I seem to make about three trips to Helper a year. Usually there's one mid-spring, one in mid-summer, and then one in late fall/early winter, and in early July I realized I was about due for another one. After all, I hadn't been out since February and I knew things would be changing significantly. After all, the SD40T-2s can't last forever, and 5390 had been having trouble for some time. Then, from out of the blue, came the news that the Utah, one of my favorite regionals, was being sold to Genesee & Wyoming Inc. I'd actually started planning to get out to Helper again since early August, but various things kept getting in the way. Finally, with Labor Day weekend approaching and a hectic few weeks fast approaching at work, I decided that there's no time like the present and headed out on Thursday night after work. As usual, I spent the night in Grand Junction to await the departure of the Montrose Local the next morning.
I decided to go as cheaply as I could on this trip, so Motel 6 it was. As luck would have it, I didn't actually get to bed until around midnight since I made the stupid mistake of booting my laptop and doing a bit of work. The downside to Motel 6 in GJC is that it's very near the flight path into the airport. Somewhere around 0545h, my alarm went off, followed only thirty seconds later by the roar of a landing jet aircraft. Rattled immediately awake, I stumbled over to the window to peek outside and fumble until I actually got the lights on. Sure enough, even in the morning twilight I would make out the white body and purple tail. Pulling up to the ramp was one of ours - a FedEx 727. Amazing... my first day off in quite a while and what wakes me up anyway... The funny thing is that he'd probably just come in from a stopover in Colorado Springs, if the routes still work like they used to.
After I'd actually propped my eyes open to the point I realized it was nearing 0600h, I shot through the shower, packed up the gear, and headed out. It's truly amazing just how much gear I carry around for railfanning compared with what I used to have (only a small point and shoot 35mm camera), and how much of that needs a good nightly charging. It's also amazing how much better it charges when you plug it in - a fact I became woefully aware of when I went to put the batteries in the scanner. There goes $12 down the drain at the local convenience store. Still, the North Fork is entirely dark territory, and your scanner quickly becomes your best friend. No time to bicker over a few dollars for fresh batteries.
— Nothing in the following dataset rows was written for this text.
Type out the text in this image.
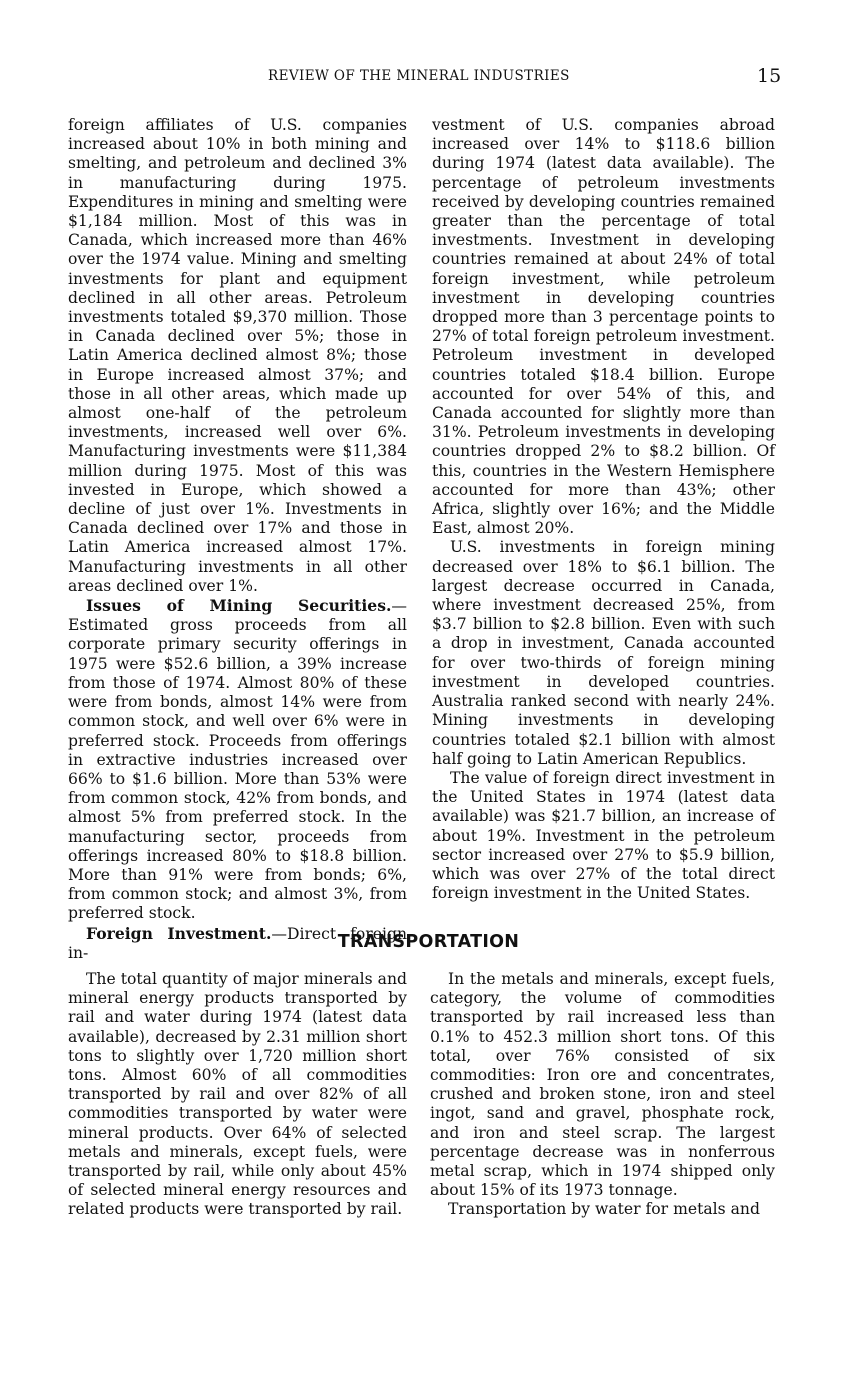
REVIEW OF THE MINERAL INDUSTRIES	15

foreign affiliates of U.S. companies increased about 10% in both mining and smelting, and petroleum and declined 3% in manufacturing during 1975. Expenditures in mining and smelting were $1,184 million. Most of this was in Canada, which increased more than 46% over the 1974 value. Mining and smelting investments for plant and equipment declined in all other areas. Petroleum investments totaled $9,370 million. Those in Canada declined over 5%; those in Latin America declined almost 8%; those in Europe increased almost 37%; and those in all other areas, which made up almost one-half of the petroleum investments, increased well over 6%. Manufacturing investments were $11,384 million during 1975. Most of this was invested in Europe, which showed a decline of just over 1%. Investments in Canada declined over 17% and those in Latin America increased almost 17%. Manufacturing investments in all other areas declined over 1%.

Issues of Mining Securities.—Estimated gross proceeds from all corporate primary security offerings in 1975 were $52.6 billion, a 39% increase from those of 1974. Almost 80% of these were from bonds, almost 14% were from common stock, and well over 6% were in preferred stock. Proceeds from offerings in extractive industries increased over 66% to $1.6 billion. More than 53% were from common stock, 42% from bonds, and almost 5% from preferred stock. In the manufacturing sector, proceeds from offerings increased 80% to $18.8 billion. More than 91% were from bonds; 6%, from common stock; and almost 3%, from preferred stock.

Foreign Investment.—Direct foreign in-

vestment of U.S. companies abroad increased over 14% to $118.6 billion during 1974 (latest data available). The percentage of petroleum investments received by developing countries remained greater than the percentage of total investments. Investment in developing countries remained at about 24% of total foreign investment, while petroleum investment in developing countries dropped more than 3 percentage points to 27% of total foreign petroleum investment. Petroleum investment in developed countries totaled $18.4 billion. Europe accounted for over 54% of this, and Canada accounted for slightly more than 31%. Petroleum investments in developing countries dropped 2% to $8.2 billion. Of this, countries in the Western Hemisphere accounted for more than 43%; other Africa, slightly over 16%; and the Middle East, almost 20%.

U.S. investments in foreign mining decreased over 18% to $6.1 billion. The largest decrease occurred in Canada, where investment decreased 25%, from $3.7 billion to $2.8 billion. Even with such a drop in investment, Canada accounted for over two-thirds of foreign mining investment in developed countries. Australia ranked second with nearly 24%. Mining investments in developing countries totaled $2.1 billion with almost half going to Latin American Republics.

The value of foreign direct investment in the United States in 1974 (latest data available) was $21.7 billion, an increase of about 19%. Investment in the petroleum sector increased over 27% to $5.9 billion, which was over 27% of the total direct foreign investment in the United States.

TRANSPORTATION

The total quantity of major minerals and mineral energy products transported by rail and water during 1974 (latest data available), decreased by 2.31 million short tons to slightly over 1,720 million short tons. Almost 60% of all commodities transported by rail and over 82% of all commodities transported by water were mineral products. Over 64% of selected metals and minerals, except fuels, were transported by rail, while only about 45% of selected mineral energy resources and related products were transported by rail.

In the metals and minerals, except fuels, category, the volume of commodities transported by rail increased less than 0.1% to 452.3 million short tons. Of this total, over 76% consisted of six commodities: Iron ore and concentrates, crushed and broken stone, iron and steel ingot, sand and gravel, phosphate rock, and iron and steel scrap. The largest percentage decrease was in nonferrous metal scrap, which in 1974 shipped only about 15% of its 1973 tonnage.

Transportation by water for metals and
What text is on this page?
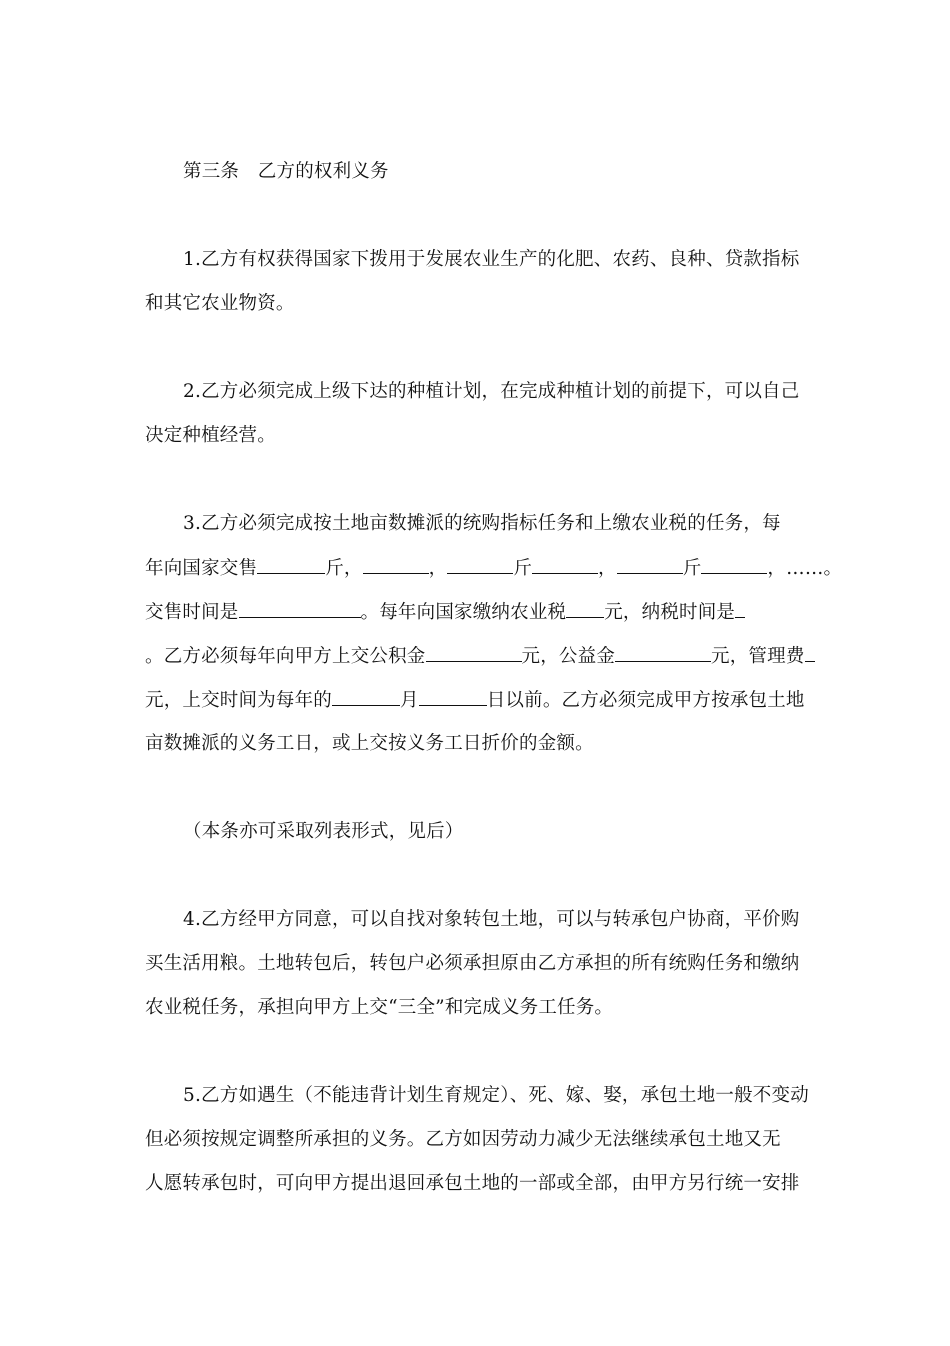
第三条　乙方的权利义务
1.乙方有权获得国家下拨用于发展农业生产的化肥、农药、良种、贷款指标
和其它农业物资。
2.乙方必须完成上级下达的种植计划，在完成种植计划的前提下，可以自己
决定种植经营。
3.乙方必须完成按土地亩数摊派的统购指标任务和上缴农业税的任务，每
年向国家交售	斤，	，	斤	，	斤	，……。
交售时间是	。每年向国家缴纳农业税 元，纳税时间是
。乙方必须每年向甲方上交公积金	元，公益金	元，管理费
元，上交时间为每年的	月	日以前。乙方必须完成甲方按承包土地
亩数摊派的义务工日，或上交按义务工日折价的金额。
（本条亦可采取列表形式，见后）
4.乙方经甲方同意，可以自找对象转包土地，可以与转承包户协商，平价购
买生活用粮。土地转包后，转包户必须承担原由乙方承担的所有统购任务和缴纳
农业税任务，承担向甲方上交“三全”和完成义务工任务。
5.乙方如遇生（不能违背计划生育规定）、死、嫁、娶，承包土地一般不变动
但必须按规定调整所承担的义务。乙方如因劳动力减少无法继续承包土地又无
人愿转承包时，可向甲方提出退回承包土地的一部或全部，由甲方另行统一安排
By the time I had batteries and a full tank of gas, it was nearing 0630h and I had some concerns that the local had already departed. My fears were alleviated, though, when I met up with DRGW 3097 and train blocking the road in downtown Grand Junction. To my surprise, the last few cars on the train were woodchip hoppers - meaning I'd finally managed to catch one of the elusive Montrose Locals that actually was going to Montrose! For those unfamiliar with this run, the Montrose Local typically stops in Delta, a good solid 20 miles short of the end of the line. The woodchip cars head down to the end of the line empty and are loaded with chips from a local operation. Honestly it's probably the only thing that keeps the Delta-Montrose segment intact.
I did manage to catch the train just south of Grand Junction, but the sun hadn't quite broken over the mesas yet. Consequently, it's barely worth mentioning, aside from the fact I figured out how to get down to that piece of the line. With sunrise coming quickly, I guessed that by the time 3097 made Whitewater the morning light would be darn near perfect for Rio Grande Aspen Gold. There's a great curve as the line goes through Whitewater, and the warm morning sun makes for a very nice shot. After a short wait, the sun and train both showed up - right on cue. (Photo #1) However, this rapid southbound progress would soon be hindered.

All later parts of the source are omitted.